I tried to be patient. Out of the goodness of my heart, I turned half of my attention to him. “That’s the way these things go,” I said. “They need to kill time until something happens.”

“Then why do we have to watch it?”

Well, duh. “In case something happens!”

“We have to wait to eat until something happens?” His voice betrayed just a bit of desperation. Corb wanted his Taco Bell!

I sighed. “No, I guess we don’t. I’ll put my shoes on and we can…” I started to rise, then abruptly sat down again. “Oh, look! They just heard shots!”

Corb finally became so desperate he started posting fake news updates on his Facebook page.

“Reports of a Tyrannosaurus Rex with a gun in Watertown. Please be careful.”

“CNN states suspect is hiding in a boat. Suspect was attempting to escape for a three hour tour.”

“CNN reports I am having Taco Bell for dinner and the suspect is not.”

And finally, as we were driving home from apprehending our calorie-laden fast food fix (and I of course had missed the suspect being apprehended and the villagers were rejoicing):

“CNN reports it’s finally over. Now, on to Golden Girls.”

Later that night, as I was taking in all I had missed while getting supper, and then watching Harry Potter with the boys, I reposted the first image of Suspect #2 being captured. His face, a bloody pulp. His shirt, ripped and lifted up, revealing his boxers and his belly. It was something I found interesting, but I also knew it would generate a response from Corb.

Sure enough, the next day. “I bet you wish I had a stomach like that bomber kid.”

We were in the car, checking out houses. If I had been behind the wheel, I might have swerved off the road. “That’s what you noticed? This kid has been shot and is bleeding all over the place, and all you notice is how pathetically skinny his stomach is?”

Corb flashed me a knowing look, as if to say, don’t get all high and mighty with me, Mister Man. “You know you were thinking it, too.”

Sigh. To have a stomach like that again. And I did, too, back when I was nineteen.

Superficial? Cynical? Perhaps even gallow-y? Guilty, on all counts! But I guess it’s an indication of the way the Bostonian mind works.

On one of the news shows today, someone (I forget who) was quoted as saying that this Boston Marathon has changed us all, forever.

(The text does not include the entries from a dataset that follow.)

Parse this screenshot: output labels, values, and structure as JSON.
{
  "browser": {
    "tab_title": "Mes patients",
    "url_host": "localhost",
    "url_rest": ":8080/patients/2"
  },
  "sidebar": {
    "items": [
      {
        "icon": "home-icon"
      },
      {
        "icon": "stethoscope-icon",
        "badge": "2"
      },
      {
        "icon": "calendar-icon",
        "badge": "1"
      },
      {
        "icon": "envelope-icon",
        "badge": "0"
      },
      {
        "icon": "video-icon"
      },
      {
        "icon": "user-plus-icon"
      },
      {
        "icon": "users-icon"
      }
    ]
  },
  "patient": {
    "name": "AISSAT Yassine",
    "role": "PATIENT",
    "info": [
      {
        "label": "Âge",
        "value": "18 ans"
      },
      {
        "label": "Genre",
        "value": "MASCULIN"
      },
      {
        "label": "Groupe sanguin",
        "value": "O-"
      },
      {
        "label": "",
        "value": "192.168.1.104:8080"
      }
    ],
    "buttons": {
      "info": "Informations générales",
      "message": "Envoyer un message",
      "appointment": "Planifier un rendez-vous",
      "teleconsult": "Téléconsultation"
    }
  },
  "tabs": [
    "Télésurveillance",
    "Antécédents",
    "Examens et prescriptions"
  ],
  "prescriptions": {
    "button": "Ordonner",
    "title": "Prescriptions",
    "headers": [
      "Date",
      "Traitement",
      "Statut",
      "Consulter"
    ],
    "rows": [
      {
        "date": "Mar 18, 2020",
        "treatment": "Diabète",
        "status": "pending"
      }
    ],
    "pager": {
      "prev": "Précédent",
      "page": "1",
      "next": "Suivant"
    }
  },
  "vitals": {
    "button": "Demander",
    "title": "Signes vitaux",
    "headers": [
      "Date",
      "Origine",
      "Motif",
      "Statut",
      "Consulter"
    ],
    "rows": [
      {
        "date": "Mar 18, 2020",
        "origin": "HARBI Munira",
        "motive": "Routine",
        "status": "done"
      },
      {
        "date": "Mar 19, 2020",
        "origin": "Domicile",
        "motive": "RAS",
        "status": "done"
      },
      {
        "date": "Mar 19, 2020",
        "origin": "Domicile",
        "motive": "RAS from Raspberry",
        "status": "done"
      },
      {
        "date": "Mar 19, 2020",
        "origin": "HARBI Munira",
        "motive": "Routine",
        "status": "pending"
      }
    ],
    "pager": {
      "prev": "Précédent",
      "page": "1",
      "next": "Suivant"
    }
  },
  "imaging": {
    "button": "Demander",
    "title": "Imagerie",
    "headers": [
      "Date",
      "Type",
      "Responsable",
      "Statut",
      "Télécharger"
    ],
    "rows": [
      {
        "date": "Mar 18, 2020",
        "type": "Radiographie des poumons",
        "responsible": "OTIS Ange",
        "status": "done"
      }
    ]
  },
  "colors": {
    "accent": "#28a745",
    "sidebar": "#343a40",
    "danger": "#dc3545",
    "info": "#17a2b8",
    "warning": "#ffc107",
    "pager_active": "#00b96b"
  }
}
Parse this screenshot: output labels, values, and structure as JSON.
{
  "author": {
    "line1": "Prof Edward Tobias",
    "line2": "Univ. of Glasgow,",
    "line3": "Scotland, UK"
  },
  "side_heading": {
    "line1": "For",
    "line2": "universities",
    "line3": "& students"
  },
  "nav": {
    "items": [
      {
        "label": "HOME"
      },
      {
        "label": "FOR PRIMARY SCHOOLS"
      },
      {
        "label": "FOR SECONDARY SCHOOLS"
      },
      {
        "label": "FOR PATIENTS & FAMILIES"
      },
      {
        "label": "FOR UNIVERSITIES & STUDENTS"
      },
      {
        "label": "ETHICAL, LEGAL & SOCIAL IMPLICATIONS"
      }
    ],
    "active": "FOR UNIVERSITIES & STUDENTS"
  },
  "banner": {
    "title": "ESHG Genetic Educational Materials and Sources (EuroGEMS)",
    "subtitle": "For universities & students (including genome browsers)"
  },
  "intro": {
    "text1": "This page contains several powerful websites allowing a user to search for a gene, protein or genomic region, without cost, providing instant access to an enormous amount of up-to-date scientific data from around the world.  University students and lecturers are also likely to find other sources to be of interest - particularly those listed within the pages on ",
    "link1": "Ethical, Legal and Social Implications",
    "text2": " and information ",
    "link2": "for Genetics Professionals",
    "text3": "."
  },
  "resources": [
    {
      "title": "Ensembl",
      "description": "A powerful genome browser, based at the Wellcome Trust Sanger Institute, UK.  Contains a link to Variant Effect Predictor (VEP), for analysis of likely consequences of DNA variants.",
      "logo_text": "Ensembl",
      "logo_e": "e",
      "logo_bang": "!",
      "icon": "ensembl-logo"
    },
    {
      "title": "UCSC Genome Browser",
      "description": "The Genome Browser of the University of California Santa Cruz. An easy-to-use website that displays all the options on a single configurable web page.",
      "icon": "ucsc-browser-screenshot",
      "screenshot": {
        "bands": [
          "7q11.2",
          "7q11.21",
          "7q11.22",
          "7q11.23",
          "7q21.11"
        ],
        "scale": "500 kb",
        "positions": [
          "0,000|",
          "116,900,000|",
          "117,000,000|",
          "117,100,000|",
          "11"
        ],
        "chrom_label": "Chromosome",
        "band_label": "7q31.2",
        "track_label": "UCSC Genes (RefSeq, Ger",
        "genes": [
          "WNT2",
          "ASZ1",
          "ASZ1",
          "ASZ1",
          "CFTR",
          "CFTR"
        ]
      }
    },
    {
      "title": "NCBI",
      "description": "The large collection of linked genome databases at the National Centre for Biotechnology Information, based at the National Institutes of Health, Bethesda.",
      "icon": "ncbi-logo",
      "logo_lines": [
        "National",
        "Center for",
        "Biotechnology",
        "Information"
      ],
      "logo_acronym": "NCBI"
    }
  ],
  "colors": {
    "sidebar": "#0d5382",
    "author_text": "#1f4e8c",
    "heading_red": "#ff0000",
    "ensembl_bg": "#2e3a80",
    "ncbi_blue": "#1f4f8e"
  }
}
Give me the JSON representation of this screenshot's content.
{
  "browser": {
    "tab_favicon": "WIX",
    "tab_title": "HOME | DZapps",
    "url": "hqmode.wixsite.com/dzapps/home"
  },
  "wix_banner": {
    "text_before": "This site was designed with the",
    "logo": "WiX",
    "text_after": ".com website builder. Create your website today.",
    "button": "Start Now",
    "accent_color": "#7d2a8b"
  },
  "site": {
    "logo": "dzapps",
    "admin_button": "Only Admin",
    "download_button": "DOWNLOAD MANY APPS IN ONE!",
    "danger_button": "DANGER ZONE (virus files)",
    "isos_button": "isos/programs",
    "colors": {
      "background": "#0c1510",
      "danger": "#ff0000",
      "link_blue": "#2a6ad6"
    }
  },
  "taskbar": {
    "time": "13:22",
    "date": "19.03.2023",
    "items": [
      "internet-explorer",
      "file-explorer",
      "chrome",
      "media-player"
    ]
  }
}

The always astute Doris Kearns Goodwin, herself a Bostonian, was quick to point out that as evidenced by the huge public celebration at Fenway Park (complete with Neil Diamond!) that took place last night, it clearly hasn’t.

It’s more than a sense that the public has become desensitized to violence, post-9/11, post- Columbine, post-Newtown. It’s more about the character of Boston itself.

Boston is the birthplace of independence in this country. The shot heard around the world, and all that. That means we’re made of pretty sturdy stuff.

It will take more than two misguided pups to kill that spirit. What took place Monday was sad and unfortunate, but it was decidedly not the end of anything. Throughout the past week, there have been numerous examples of the strength and resilience of the people of Boston and our amazing ability to come together and carry on when things get tough. The runners who continued running extra miles beyond the finish line after the bombing took placed to donate blood. The willingness of an entire city to stay indoors and turn the place into a ghost town for one whole day so a manhunt could take place (what other city would participate so willingly, without complaint?) Then, the incredible coming together when all was said and done.

And now, life goes on, once again. Things continue. The spirit endures.

These are the signs of a strong backbone, of a spirit that cannot be broken. It’s why I am proud to be a New Englander. We may not be the warmest people in the world, but by God, we endure. That’s something no bomb in the world will ever be able to break, because we are far too stubborn to ever let things end with a bang.